Dem Vernehmen nach plädierte er vor Gericht wortgewandt und schlagfertig, mit süffisanter Schärfe. In einem Interview mit Cédric Kahn las ich, dass er Goldman und seinen Verteidiger als Antagonisten begriff: zwei Juden, die vom Holocaust geprägt wurden, woraus Kiejman eloquente Kraft schöpfte. "Ein Plädoyer funktioniert wie die Montage eines Films", erklärte Keijman mir damals. "Sie haben eine Reihe von Ereignissen und Szenen, die sie in einer bestimmten Ordnung präsentieren wollen. Das gleiche gilt für einen Strafverteidiger: Er muss eine Geschichte erzählen."
Zu seiner Legende gehörte auch, dass er ein großer Verführer war: ein Charmeur, der es verstand, sich interessant zu machen. Auch hier suchte er die Öffentlichkeit. In zweiter Ehe war er mit der Schauspielerin Marie France-Pisier verheiratet, die Truffaut entdeckt hatte. Sie kennen die vielleicht aus »Das As der Asse« mit Belmondo, aus »Cousin, Cousine«, für den sie ein César erhielt, oder aus »Der Zauberberg«. Er bewunderte sie als eine Partnerin, die ihn durchschaute. "Sie hielt mich für einen alten Don Juan, was ein weiterer Grund war, sich über mich lustig zu machen", erzählte er vergnügt. "Sie war politisch sehr engagiert, trat bei Versammlungen mit Jean-Paul Sartre und Simone de Beauvoir auf. Mit ihrem altersschwachen Auto verteilten wir feministische Traktate. Durch sie wurde ich auch der Anwalt der Frauenbewegung. Ich war ein feministischer Macho." Truffaut erwies dieser Beziehung eine augenzwinkernde Hommage, als er Pisier in „Liebe auf der Flucht“ als Anwältin in schmucker Robe auftreten ließ. Wie souverän der Charmeur Kiejman noch im hohen Alter funktionierte, konnte ich selbst miterleben.
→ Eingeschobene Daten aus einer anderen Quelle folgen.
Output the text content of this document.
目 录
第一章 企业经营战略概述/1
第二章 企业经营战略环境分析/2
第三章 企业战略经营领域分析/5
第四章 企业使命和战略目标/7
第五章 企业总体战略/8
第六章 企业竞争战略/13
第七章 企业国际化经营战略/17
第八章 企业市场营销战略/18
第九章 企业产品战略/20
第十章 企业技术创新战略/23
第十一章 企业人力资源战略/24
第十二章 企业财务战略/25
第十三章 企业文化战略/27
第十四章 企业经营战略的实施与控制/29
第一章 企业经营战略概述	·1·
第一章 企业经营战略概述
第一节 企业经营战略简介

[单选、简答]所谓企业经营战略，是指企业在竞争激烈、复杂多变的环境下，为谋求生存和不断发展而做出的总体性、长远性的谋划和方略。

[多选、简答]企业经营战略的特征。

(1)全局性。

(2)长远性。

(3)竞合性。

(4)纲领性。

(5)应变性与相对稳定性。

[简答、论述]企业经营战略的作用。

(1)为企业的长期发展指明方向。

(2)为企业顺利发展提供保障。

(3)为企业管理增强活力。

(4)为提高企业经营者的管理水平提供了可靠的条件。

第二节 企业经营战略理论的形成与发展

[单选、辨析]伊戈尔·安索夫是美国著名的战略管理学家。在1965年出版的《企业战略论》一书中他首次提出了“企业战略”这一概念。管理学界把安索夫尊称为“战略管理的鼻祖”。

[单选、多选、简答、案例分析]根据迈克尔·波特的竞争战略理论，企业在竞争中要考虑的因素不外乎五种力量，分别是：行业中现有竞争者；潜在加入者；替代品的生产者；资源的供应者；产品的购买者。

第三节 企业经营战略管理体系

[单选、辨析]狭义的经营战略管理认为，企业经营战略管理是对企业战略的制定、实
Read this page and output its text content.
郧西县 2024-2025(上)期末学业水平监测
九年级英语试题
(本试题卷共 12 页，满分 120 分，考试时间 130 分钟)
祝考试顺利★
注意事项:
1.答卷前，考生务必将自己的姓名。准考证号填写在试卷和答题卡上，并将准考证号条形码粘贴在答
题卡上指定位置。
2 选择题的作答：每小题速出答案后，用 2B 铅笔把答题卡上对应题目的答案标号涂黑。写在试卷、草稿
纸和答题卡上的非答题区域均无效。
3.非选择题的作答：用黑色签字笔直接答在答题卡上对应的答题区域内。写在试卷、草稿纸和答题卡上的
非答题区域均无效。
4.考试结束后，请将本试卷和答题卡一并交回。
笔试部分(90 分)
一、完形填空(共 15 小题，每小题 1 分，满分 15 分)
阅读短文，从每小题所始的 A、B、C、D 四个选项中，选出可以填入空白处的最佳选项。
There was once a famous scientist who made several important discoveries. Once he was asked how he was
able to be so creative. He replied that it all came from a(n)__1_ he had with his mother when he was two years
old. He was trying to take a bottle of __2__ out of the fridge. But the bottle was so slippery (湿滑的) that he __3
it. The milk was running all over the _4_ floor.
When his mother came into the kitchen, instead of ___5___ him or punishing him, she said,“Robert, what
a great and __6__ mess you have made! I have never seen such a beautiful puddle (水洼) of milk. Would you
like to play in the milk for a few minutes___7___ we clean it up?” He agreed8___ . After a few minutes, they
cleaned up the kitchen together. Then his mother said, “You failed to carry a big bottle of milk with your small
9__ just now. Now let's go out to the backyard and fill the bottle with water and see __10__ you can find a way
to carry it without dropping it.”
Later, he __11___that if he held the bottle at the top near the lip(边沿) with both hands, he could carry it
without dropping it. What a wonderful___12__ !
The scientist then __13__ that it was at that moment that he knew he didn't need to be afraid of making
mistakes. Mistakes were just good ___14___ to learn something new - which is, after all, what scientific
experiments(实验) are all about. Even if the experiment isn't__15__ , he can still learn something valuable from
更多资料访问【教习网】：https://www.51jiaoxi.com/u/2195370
Nach dem Interview hatte er einen Termin und bat mich, ihn zur nächsten Metrostation zu begleiten. Wir kamen an einem Zeitungskiosk vorbei, dessen Verkäuferin ihm ungefragt die aktuelle Ausgabe von "Le Monde" reichte. "Nehmen Sie auch ein Exemplar!" forderte er mich auf. Ich bin sicher, er musste an diesem Zeitungsstand nie bezahlen.